TAMPA BAY, Fla- — The FDA and CDC are lifting a recommended pause on Johnson & Johnson’s COVID-19 vaccine.
Earlier this month, federal health officials recommended a pause of the one-dose vaccine for a safety review.
During a CDC advisory panel Friday, it was revealed there were 15 reported cases of a rare blood clot with low platelets. They occurred in women 18-59 years old, with the onset of symptoms 6-15 days after vaccination. Three died, seven remain hospitalized and five were discharged to home.
The company said about 8-million doses of the vaccine were given.
The advisory panel voted 10 to 4 to recommend its use, including a fact sheet warning providers and recipients of the risk. Hours later, FDA and CDC officials said the vaccine could resume immediately, determining potential benefits outweigh potential risks.
The agencies said they have confidence the vaccine is “safe and effective in preventing COVID-19.” “Based on the in-depth analysis there is likely an association but the risk is very low. What we are seeing is the overall rate of events was 1.9 cases per million people.

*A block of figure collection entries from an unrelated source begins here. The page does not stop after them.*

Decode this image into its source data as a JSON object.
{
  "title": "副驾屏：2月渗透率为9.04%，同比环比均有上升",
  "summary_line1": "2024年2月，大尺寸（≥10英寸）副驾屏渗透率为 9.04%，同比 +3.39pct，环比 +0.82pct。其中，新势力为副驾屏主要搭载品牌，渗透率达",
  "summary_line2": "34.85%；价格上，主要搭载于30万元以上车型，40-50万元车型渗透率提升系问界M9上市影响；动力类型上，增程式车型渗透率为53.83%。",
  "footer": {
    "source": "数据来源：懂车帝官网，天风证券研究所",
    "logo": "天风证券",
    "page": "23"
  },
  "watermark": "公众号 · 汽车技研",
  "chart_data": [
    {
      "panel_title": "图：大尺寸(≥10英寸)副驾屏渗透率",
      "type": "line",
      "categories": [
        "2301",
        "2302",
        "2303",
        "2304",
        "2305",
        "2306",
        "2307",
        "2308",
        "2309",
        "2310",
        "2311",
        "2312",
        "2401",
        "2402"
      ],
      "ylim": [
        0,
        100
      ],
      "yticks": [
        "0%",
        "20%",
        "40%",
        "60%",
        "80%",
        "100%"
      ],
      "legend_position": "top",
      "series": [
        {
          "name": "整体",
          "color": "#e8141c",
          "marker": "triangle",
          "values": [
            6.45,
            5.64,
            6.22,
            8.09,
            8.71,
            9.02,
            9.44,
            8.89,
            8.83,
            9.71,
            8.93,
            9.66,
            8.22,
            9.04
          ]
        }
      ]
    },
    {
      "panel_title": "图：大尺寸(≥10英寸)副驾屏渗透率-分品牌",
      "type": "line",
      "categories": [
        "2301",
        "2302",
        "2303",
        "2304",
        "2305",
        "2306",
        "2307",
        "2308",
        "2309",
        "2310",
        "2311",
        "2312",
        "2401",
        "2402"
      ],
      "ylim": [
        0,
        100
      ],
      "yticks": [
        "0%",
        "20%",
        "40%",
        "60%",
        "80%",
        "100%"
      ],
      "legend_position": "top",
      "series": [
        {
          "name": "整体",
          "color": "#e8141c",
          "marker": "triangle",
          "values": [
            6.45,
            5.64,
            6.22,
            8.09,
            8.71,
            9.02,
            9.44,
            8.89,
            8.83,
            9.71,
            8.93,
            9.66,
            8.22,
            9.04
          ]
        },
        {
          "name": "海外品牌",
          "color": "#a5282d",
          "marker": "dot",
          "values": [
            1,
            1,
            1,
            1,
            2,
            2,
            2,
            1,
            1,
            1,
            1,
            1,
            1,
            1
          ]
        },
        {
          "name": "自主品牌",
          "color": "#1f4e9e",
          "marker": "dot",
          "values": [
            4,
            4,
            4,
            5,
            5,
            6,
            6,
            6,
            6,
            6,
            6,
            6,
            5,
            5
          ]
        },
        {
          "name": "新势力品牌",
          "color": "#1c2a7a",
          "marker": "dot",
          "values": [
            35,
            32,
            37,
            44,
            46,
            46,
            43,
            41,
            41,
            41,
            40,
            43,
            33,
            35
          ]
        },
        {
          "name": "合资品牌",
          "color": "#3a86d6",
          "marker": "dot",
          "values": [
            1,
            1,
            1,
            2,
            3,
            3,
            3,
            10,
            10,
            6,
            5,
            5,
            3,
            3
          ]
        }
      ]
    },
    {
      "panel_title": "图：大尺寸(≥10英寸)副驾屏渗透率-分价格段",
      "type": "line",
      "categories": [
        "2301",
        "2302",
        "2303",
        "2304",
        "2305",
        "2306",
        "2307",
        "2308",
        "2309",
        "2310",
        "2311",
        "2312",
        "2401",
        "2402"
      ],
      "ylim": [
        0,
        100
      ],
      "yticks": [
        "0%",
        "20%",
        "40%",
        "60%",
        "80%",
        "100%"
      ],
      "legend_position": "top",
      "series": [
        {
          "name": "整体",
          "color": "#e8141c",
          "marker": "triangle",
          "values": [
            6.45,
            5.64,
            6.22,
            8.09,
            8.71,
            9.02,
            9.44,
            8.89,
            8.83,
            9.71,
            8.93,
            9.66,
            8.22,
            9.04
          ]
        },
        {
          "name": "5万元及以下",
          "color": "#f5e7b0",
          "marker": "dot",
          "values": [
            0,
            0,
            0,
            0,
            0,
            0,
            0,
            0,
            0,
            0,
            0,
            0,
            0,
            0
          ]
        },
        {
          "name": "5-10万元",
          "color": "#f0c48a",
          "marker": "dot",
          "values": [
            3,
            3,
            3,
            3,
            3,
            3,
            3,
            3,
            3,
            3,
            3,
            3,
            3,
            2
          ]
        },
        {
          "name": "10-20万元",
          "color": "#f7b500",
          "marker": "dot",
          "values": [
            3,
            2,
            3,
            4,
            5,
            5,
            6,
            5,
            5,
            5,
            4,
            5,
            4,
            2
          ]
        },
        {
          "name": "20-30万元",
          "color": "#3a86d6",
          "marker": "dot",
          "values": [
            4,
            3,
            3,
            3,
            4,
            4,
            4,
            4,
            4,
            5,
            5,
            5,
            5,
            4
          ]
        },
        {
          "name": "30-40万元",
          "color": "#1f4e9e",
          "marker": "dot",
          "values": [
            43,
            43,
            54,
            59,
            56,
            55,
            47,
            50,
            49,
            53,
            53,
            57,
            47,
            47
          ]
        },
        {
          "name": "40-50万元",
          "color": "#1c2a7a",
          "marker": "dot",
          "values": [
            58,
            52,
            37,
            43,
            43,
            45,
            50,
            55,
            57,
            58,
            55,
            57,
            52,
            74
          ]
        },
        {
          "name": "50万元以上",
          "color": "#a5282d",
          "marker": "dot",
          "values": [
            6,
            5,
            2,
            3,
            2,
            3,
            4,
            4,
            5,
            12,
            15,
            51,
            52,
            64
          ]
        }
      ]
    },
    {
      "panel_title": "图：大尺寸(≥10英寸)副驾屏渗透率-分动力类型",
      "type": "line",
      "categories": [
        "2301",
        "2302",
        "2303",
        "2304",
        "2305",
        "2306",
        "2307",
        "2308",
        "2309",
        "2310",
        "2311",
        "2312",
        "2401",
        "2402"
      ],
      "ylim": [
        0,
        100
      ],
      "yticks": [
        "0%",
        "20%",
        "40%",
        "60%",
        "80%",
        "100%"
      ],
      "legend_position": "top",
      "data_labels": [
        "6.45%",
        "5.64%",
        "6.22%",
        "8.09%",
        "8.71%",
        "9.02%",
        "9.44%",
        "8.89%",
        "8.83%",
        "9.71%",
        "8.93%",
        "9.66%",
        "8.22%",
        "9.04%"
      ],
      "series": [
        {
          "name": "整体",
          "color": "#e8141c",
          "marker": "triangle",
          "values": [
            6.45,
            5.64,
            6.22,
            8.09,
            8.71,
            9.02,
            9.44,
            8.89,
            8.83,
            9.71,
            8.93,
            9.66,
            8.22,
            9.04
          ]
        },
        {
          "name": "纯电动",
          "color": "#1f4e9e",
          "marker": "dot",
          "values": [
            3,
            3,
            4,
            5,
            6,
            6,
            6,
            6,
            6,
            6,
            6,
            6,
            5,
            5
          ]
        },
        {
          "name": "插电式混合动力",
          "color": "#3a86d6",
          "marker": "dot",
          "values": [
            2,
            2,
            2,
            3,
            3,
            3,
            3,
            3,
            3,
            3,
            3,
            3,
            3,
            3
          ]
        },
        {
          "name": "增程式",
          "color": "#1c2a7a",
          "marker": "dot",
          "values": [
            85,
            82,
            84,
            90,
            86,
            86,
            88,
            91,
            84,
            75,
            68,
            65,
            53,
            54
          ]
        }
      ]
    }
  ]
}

In women 18-49 years there was an approximate 7 cases per million. And the risk is even lower in women over the age of 50 at .9 cases per million,” said the CDC’s director, Rochelle Walensky.
Walensky said a risk-benefit analysis determine for every 1-million doses of the vaccine, it could prevent over 650 hospitalizations and 12 deaths in women 18 to 49 and over 4,700 hospitalizations and nearly 600 deaths among women over 50.
“I think we have to do extraordinary outreach to clinicians as we have been doing this past week we already have plans to start doing that Monday, to public health officials. And then we have to do extraordinary outreach to patients to meet people where they’re at,” Walensky said.
Some medical experts said the pause underscores the system is working.
“Our detection systems are very sensitive to detect this rare side effect so this is a good thing that we have found that there are monitoring systems work so that’s an important lesson to learn,” said Dr. Manuel Gordillo, an infectious disease specialist at Sarasota Memorial Health Care System.
He noted, as did the advisory panel, the access the one-dose vaccine can provide.
“There are certain groups where this is a very important vaccine so for the majority of people there will be other options but there are certain selected populations this was very important to keep,” he said. Florida initially used the Johnson & Johnson vaccine in mobile clinics and homebound programs in efforts to reach underserved communities. During the pause, it switched to two-dose vaccines.
Maribell Miriam Caban said she received the Johnson & Johnson vaccine through a homebound program before the pause, as she’s bed-bound fighting significant health challenges. “It made a huge difference,” Caban said.
The pause didn’t phase her.
“I’m not worried about it whatsoever. I think everybody should take it. It’s common sense it’s basic common sense. You need this vaccine you have to have this vaccine it’s vital this is no joke,” she said.
The Florida Division of Emergency Management said it plans to resume use of the Johnson & Johnson vaccine as soon as possible. It’s reviewing the CDC and FDA guidance right now, and determining which day to start.